While I would not start reading "In These Latitudes" with the work of Nancy Kenney Connolly precisely because her truths are neither sudden nor unadorned, her work's erudition and song touch chords. Her measured work reaches a point of stillness and clarity in "Reckonings" and "Evensong at the Canyon de Chelly."

When Del Marie Rogers in "Luck" declares, "lean pure light pulls at your life," and in "Life Story," "If you come to believe you won't live forever, / you begin to live," the trail of her words is ecstatic, mystic and still concrete. Her work knows that essential Blakean paradox, the universal in the everyday, the incantatory in the breathless acceptance of what is.

Tony Zurlo's poems reach beneath the surface of the observation of another culture, in his case China, where he taught at Hebei Teacher's University, to an understanding of shared frames of experience. His work's reticence, its organic shaping and clarity coheres with the poetry of classical China. At its best, as in "The Souls of Ghosts," Zurlo's work is the poem as gift -- both gift of vision to the poet, as well as the poet's gift to the reader.

An anthology of such richness has gifts and truths to deliver to us at different moments. Some reward return -- Wong Sui-yung's work for its simplicity and vibrancy, which takes a desperate, fraught turn and tone in "Drowning"; H.C. Nash's quirky and inventive tone delivers such oddities as "Some Applications of Willfulness," in which he writes "in tubes of the horrific / in rarified air / vectors, venom, vanishing acts / of worlds & oysters / & faiths met" -- this is the territory of fiction writers -- Rushdie, De Lillo, Pynchon -- bristlingly alive in Nash's poetics. Dillon McKinsey's poems respond as in "Assumption" to "the timeless, sumptuous, inward call." As a poet of long poems, it is hard for me to omit some mention of John Herndon's "Laurel Ash Olmos (1917-1989)," an ambitious, difficult and shape-shifting work.

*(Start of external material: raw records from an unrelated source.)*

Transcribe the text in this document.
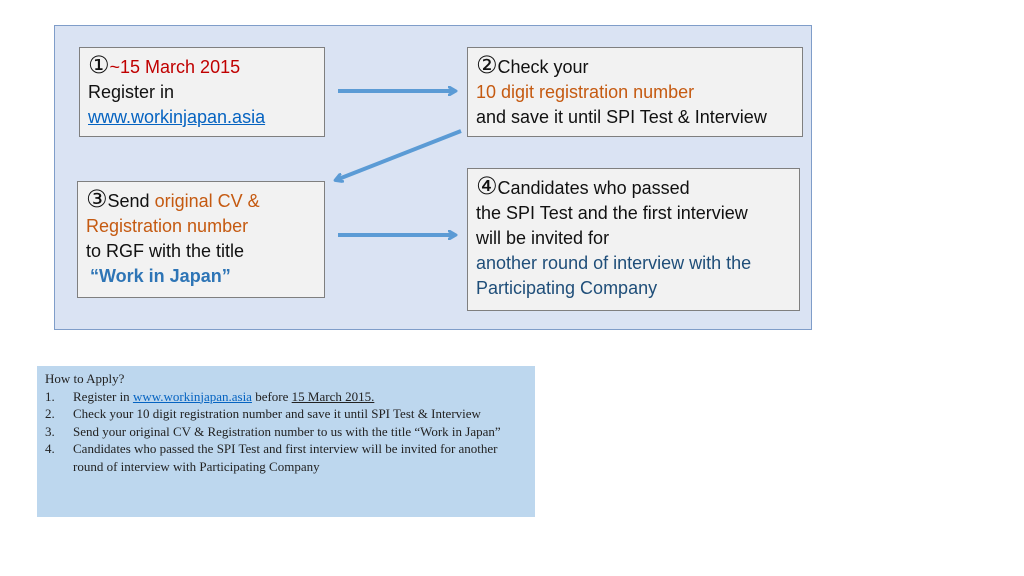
①~15 March 2015
Register in
www.workinjapan.asia
②Check your
10 digit registration number
and save it until SPI Test & Interview
③Send original CV &
Registration number
to RGF with the title
“Work in Japan”
④Candidates who passed
the SPI Test and the first interview
will be invited for
another round of interview with the
Participating Company
How to Apply?
1. Register in www.workinjapan.asia before 15 March 2015.
2. Check your 10 digit registration number and save it until SPI Test & Interview
3. Send your original CV & Registration number to us with the title “Work in Japan”
4. Candidates who passed the SPI Test and first interview will be invited for another round of interview with Participating Company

Bonazzi's fine introduction and the biographical information that begins each section prove helpful in turning our attention to the poets' roots, their conversational descriptions of what they say (or think) they are working on in their poems. These are useful cues and clues once one has let the poems work their serious magic. Marian Haddad's poems feel like one poem, like a suite. In "In a San Diego Courtyard," she writes, "I sit / by this fountain, / water folding over itself / and back; / water has softened the edges it skirts. / Persistence drives a stone mad." This suite of poems "folding over itself" captures water, persistence, rue and a ferocious embrace of song.

The poems of Assef Al-Jundi are deceptively simple, infused with the incantatory ecstasy of Rumi and the wry realism of Hafez. Incandescent, these poems engage our senses and our consciences. They open to beauty and wisdom, as well as to injustice, stupidity and outrage. And in all of them, objects that may take on symbolic meanings are first and foremost objects we can touch, grasp and feel a weight in our hands. These poems are political, personal and universal, and they emerge from a generous sensibility that would not untangle those three. "Holy Landers" and "Collateral Savage" are among the most powerful political poems of our generation. Al-Jundi ends his "A Definition I Can Embrace" with, yes, a "sudden unadorned truth."

He writes, "If I am a seeker / trudging up a steep mountain, / what do I hope to find at the summit? Myself, of course, / making peace . . . "

Jim LaVilla-Havelin is a published poet, coordinator of the National Poetry Month 2008 celebration and the director of Young Artist Programs at the Southwest School of Art & Craft.